How to know when request is failed

Hello, everyone I am using webhook to be notified for job completion. I wondering if this webhook is also called when request is failed. Or is there any other way to know whether request is failed? What I mean is, some requests will be in queue when there are many requests. And after time limit, that requests will terminate automatically. In that case, how to know those requests are failed? In that case, is webhook called with "FAILED" status or not? Thanks in advance.
17 Replies
ashleyk
ashleyk•5mo ago
Yes, a webhook is fired for failed jobs. Requests in the queue don't terminate automatically based on a time limit. You can set executionTimeout for your jobs, but that has nothing to do with the amount of time a request is in the queue, the job gets failed if the execution time is higher than the specified executionTimeout. Max jobs in queue is max workers * 100. I don't know what happens when you reach that threshold though, maybe @flash-singh can confirm.
top
top•5mo ago
What if I set "ttl (time-to-live)"?
flash-singh
flash-singh•5mo ago
throws 4xx error on /run or /runsync ttl does not impact max jobs in queue if jobs fail due to ttl, you do not get failed webhook, at that point I would increase ttl so that never happens, max timeframe is 1 week
ashleyk
ashleyk•5mo ago
Why would they fail due to ttl? I thought ttl was the time to keep the output.
flash-singh
flash-singh•5mo ago
we use redis, every job goes into redis with a ttl, after that its garbage collected, ttl of output once job is done is changed to 30m we do not have a way of detecting when redis purges a job based on ttl
ashleyk
ashleyk•5mo ago
Oh so if you set your ttl too short and the job is still in progress?
flash-singh
flash-singh•5mo ago
yes redis will delete it, we will detect that job is in progress but there is no trace of it in our db, we will stop the worker
ashleyk
ashleyk•5mo ago
Ah gotcha, thanks
flash-singh
flash-singh•5mo ago
ttl comes more into play when there are no workers running or jobs have piled up so much that they will never get completed in time, hence why we also have a max jobs allowed in queue based on max workers
ashleyk
ashleyk•5mo ago
Pretty complex stuff 😅
flash-singh
flash-singh•5mo ago
covering all these edge cases gets complex, even trying to handle so jobs dont disapear requires reliable queuing, redis helps but managing it has been challenging
top
top•5mo ago
so is failed webhook called only when job is failed while in progress? not when it is automatically terminated due to ttl?
flash-singh
flash-singh•5mo ago
yes, ttl shouldn't be an issue and you can increase it if you think default is too low
top
top•5mo ago
Currently, I save status of each request on firebase DB and change status as "Generating" after "/run" request is successful.
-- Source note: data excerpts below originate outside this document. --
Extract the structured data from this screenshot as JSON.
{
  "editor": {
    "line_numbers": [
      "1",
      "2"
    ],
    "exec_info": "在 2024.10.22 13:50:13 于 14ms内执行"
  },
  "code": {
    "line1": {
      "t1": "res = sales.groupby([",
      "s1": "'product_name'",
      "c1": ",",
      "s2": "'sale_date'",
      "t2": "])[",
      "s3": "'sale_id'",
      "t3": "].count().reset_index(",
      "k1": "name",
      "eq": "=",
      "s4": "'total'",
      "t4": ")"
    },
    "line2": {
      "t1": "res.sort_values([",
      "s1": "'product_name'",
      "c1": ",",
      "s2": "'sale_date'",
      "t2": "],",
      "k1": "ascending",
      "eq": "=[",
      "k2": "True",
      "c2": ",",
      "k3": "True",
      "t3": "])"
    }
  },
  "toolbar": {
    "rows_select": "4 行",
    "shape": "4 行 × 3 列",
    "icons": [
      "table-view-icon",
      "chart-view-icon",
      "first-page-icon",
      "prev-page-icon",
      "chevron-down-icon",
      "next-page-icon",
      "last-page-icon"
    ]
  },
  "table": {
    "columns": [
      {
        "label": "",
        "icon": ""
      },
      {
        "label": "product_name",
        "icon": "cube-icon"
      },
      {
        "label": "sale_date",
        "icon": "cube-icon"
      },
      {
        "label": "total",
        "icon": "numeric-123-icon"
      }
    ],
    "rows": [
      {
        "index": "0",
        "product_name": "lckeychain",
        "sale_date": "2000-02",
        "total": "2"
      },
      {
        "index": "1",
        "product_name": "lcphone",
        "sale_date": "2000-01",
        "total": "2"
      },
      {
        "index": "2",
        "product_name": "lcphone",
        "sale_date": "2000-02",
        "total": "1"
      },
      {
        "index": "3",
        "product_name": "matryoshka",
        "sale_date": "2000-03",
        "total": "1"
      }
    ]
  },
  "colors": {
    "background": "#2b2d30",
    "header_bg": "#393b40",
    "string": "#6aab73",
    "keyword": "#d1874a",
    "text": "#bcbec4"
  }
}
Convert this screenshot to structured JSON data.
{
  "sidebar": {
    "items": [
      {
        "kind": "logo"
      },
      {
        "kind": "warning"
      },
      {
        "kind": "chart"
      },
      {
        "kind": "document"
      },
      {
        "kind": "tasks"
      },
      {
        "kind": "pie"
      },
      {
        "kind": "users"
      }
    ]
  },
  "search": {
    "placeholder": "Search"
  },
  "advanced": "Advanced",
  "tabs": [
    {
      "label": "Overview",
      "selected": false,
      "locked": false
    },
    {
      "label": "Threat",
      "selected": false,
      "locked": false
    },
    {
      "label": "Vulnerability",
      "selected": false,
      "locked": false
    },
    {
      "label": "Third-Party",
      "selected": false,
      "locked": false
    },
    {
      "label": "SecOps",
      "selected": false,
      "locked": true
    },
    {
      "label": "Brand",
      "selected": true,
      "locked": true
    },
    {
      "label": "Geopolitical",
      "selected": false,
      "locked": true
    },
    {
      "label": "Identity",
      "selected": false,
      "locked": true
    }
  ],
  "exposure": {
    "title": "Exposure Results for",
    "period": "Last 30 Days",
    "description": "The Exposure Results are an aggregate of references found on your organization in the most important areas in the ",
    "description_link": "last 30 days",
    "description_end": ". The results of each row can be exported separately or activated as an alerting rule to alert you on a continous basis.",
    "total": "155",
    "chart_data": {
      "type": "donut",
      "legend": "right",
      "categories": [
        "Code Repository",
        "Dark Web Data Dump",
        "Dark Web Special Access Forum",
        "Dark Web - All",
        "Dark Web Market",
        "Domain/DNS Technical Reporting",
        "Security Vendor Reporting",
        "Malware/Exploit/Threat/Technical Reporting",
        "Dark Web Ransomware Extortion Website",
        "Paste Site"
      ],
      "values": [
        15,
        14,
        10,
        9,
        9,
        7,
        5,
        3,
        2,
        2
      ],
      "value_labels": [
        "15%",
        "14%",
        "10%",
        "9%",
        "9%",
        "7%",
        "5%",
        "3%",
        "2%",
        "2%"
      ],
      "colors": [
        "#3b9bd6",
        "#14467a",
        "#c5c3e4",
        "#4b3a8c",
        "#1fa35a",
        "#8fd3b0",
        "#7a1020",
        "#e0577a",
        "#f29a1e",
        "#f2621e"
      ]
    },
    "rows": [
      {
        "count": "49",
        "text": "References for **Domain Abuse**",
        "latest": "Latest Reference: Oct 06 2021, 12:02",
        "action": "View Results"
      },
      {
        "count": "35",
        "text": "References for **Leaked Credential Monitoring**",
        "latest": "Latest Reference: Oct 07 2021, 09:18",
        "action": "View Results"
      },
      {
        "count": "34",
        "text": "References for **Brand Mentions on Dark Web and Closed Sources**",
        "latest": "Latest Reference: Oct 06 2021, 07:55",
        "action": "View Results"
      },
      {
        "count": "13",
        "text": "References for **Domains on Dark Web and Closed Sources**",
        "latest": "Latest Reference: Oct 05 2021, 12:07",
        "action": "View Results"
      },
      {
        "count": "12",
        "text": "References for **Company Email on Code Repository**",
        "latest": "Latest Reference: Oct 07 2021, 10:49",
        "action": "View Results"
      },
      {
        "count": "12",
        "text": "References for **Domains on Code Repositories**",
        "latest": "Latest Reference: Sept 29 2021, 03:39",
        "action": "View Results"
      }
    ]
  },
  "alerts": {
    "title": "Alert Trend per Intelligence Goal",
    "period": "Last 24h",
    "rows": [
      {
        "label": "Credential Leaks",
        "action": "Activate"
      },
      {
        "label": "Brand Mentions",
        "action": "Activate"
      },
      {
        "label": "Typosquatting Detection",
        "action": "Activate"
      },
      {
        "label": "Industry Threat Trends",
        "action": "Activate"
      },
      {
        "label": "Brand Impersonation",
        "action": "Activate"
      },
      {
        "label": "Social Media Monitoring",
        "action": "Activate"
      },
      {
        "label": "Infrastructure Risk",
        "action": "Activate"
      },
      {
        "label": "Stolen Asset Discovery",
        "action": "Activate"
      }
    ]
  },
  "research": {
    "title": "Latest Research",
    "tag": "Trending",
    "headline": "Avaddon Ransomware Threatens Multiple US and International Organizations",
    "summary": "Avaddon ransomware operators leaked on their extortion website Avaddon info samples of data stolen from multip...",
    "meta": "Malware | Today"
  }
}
And using webhook to be notified for job completion. I need to set status as "Failed" if the job is not completed after 4 hrs since that job is requested. Is there any way to implement this? Thanks in advace.
flash-singh
flash-singh•5mo ago
run lambda or some cron job that iterates non completed jobs and sets them as failed in your db, and also cancel jobs on runpod side if they're still in queue
top
top•5mo ago
Thanks what happen if I try to cancel the job which is not in queue?
ashleyk
ashleyk•5mo ago
Looks like you get an HTTP 401 error.